My Republican colleagues were strangely silent during the last legislative session when confronted with these developments. In January, I also asked all of my House colleagues to sign a letter expressing concerns about the repeal of the ACA and its implications for Virginia. No Republican signed. You can see the ACA letter below. When I spoke on the House floor about the serious economic concerns prompted by Trump’s hiring freeze in one of his very first executive orders, no Republican said a thing.
Virginia Republicans are now stuck with Trump, and few seem to be willing to move away from him, no matter how outrageous his behavior or policy initiatives continue to be. In contrast, Democrats in Virginia are united in growing the economy and protecting the rights of citizens.
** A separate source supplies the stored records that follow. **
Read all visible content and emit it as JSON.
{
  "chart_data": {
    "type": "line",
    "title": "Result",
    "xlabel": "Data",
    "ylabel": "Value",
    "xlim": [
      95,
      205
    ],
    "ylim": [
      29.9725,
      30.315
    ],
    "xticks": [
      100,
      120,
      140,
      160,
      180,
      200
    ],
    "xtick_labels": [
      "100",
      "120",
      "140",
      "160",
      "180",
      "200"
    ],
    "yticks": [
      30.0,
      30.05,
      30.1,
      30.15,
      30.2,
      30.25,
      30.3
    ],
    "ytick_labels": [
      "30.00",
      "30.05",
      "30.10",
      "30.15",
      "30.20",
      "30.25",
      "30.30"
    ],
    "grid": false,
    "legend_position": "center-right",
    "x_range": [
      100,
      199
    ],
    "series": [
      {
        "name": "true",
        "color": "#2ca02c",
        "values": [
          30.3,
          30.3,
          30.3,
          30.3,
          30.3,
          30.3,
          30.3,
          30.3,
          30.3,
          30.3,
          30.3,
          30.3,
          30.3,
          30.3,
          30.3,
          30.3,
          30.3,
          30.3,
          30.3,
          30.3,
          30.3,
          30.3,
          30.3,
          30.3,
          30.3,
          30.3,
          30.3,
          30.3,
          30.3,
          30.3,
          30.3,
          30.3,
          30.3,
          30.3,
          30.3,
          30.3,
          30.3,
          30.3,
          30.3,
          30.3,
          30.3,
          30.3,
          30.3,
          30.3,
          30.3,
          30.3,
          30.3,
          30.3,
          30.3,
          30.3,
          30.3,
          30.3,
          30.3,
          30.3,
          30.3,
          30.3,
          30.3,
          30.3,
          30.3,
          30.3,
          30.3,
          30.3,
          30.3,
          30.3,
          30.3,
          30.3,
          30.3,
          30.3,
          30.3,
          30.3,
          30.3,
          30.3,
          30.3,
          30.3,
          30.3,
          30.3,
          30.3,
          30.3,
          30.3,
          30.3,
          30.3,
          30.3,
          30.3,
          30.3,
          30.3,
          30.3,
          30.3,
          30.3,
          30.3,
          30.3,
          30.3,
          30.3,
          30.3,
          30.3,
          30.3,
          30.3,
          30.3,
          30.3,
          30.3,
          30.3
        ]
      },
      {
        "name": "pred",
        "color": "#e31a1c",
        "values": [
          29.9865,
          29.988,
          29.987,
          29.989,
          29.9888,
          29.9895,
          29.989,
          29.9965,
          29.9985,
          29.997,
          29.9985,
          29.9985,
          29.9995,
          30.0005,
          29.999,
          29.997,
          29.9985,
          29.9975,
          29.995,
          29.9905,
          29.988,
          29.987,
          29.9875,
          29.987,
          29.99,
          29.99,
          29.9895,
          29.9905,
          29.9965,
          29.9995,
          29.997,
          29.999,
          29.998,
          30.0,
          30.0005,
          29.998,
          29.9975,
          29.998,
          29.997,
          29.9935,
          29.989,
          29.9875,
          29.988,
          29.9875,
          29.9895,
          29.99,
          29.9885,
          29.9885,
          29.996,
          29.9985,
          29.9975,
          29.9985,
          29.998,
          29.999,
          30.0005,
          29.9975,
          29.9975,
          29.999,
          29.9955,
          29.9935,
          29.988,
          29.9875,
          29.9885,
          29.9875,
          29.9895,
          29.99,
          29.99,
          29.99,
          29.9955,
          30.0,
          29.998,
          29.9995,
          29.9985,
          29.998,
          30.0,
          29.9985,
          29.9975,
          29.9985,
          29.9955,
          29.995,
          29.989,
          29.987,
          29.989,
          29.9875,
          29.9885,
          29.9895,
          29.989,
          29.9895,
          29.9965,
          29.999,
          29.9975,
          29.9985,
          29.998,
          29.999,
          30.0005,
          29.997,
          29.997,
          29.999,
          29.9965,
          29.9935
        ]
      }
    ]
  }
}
The extent to which Trump will have an impact on the ballot box in November is presently hard to assess. Both Democratic candidates for Governor have emphasized their opposition to Trump, and House Democrats see unprecedented opportunities in the fact that Hillary Clinton carried 17 House districts that Republicans currently represent in the General Assembly. A lot of work is ahead, but there is no doubt that the pot has been stirred, the energy unleashed, and Virginia is poised to make a statement this November about the direction of this Commonwealth and our country.
I hope you’ll join me and Senator Creigh Deeds at our Town Hall meeting on Tuesday, March 28, from 6:00 to 8:00 pm at Monticello High School, to talk about the recent General Assembly session and the state of our state government.